You may have read with some dread (as I did) about Google’s various initiatives to block ad-blockers in Chrome by effectively breaking the Chrome Extension features via something called Manifest V3. What are we going to call these anyway, ad-blocker-blockers? :)

Ars Technica has a great write-up entitled Google Chrome will limit ad blockers starting June 2024 if you want to learn more.

But here’s a quick tip to help you avoid this limitation and so so much more.

Just use a network-level ad blocker

You may have heard of a PiHole - it’s not an insult but a way to use a RaspberryPi to filter your DNS traffic on your network. It’s fine and all but it’s another thing to maintain and only works on your home network (although that’s excellent), and seems generally limited to me.

Instead, I’ve been using a service that is similar, takes zero set up, and works anywhere I am in the world: NextDNS.

Rather than leaning on your browser to block all the baddies, just let your network deny access entirely. This works in your web browser, but it also works on all your mobile apps, on your smart TVs, everything. It’s way better than an ad blocker.

It starts out free, but if you do a lot on the internet (or have many people and devices at your house like I do), you’ll probably have to pay. It’s only $1.65/mo and so worth it.

How it works

Just create an account at NextDNS (that link gives me a very small credit towards my account BTW), “link your IP address” so that your local network is protected across all your devices (as I mentioned above) and adjust your router to use their DNS IP addresses instead of your ISP’s. Do make sure to update the linked IP if yours changes, mine rarely does.

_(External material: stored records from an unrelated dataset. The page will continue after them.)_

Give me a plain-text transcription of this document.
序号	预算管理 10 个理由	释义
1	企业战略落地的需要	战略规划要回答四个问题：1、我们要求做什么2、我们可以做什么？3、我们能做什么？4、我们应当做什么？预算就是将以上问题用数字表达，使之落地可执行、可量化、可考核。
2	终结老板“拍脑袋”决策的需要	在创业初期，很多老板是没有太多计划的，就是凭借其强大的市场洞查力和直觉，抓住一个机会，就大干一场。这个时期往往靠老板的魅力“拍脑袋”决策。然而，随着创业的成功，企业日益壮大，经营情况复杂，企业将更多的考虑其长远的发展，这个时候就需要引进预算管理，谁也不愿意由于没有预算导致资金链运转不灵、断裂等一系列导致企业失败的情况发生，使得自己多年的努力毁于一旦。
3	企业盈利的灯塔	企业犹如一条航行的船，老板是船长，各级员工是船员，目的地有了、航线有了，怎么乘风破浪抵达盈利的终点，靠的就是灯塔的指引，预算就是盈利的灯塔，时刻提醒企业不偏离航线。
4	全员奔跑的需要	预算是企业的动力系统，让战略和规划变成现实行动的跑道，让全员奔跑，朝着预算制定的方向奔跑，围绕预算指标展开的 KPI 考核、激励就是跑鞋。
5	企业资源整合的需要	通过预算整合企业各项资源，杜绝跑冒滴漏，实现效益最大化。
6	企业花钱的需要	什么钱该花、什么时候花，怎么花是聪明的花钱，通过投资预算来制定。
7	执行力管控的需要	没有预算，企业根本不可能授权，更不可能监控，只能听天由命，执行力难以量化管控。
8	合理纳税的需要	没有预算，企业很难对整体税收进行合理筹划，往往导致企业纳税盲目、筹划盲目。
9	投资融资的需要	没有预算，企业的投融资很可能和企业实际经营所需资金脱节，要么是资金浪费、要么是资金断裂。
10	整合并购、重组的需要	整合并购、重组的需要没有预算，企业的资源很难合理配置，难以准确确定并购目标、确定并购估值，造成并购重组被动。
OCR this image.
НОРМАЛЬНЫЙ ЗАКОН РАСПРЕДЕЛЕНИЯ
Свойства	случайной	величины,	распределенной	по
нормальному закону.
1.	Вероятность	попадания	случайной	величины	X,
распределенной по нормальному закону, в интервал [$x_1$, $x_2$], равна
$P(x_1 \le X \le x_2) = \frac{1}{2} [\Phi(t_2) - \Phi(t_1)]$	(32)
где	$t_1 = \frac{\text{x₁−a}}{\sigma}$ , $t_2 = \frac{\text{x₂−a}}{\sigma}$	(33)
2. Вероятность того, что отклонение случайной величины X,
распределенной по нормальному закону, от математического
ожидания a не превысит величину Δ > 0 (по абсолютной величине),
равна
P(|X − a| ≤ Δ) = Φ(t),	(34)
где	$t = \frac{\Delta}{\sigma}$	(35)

If your router has support for DNS over HTTPS, you can set that and forget it.

Add it to your browser

That works when you’re at home. But what if you are at a coffee shop or traveling, or even using a VPN that changes the DNS?

You’ll definitely want to enter the DNS over HTTP from your account into your browser as well. Then you have it globally!

Enjoy the cleaner and safer web again

Now you should have all your devices at home running ad/malware/tracking free as well as your browser while out and about. You can see just one day of a couple of us a home here:

Please disable your ad blocker…

Ooops. If you run an ad blocker, you’ll run across some sh*tty company that makes you disable your ad blocker to continue all the while forcing potentially malicuous and definitely privacy invading content on you. That’s why you care about this post at all, right?

But what if you need to disable this whole setup? It would be a mega pain to reconfigure your DNS and your router. But no need.

Just install a second browser and set its DNS to use a non-blocking DNS such as Cloudflare’s 1.1.1.1. Even though this is sold as a privacy-oriented DNS, it’s not blocking anything other than malware.

I use Vivaldi as my main browser. So I set up Firefox as a fallback. When anything fails to work because of all the blocking, I just launch Firefox and everything works (albeit without the privacy).

Here are my DNS settings in Firefox:

Note: Safari won’t work here because it doesn’t allow you to configure the DNS (hence making it a crummy browser choice all together anyway).

Chrome Gonna Chrome

So regardless of whether Chrome and Google go further away from their “Don’t be evil” pledge and turn Chrome even more into an ad surveillance tool by breaking ad blockers, you’ll be way more protected.

You probably should be using Vivaldi or another browser other than Chrome. But that’s another conversation for another post. Even so, this makes privacy-first browsers like Vivaldi and Firefox better as well.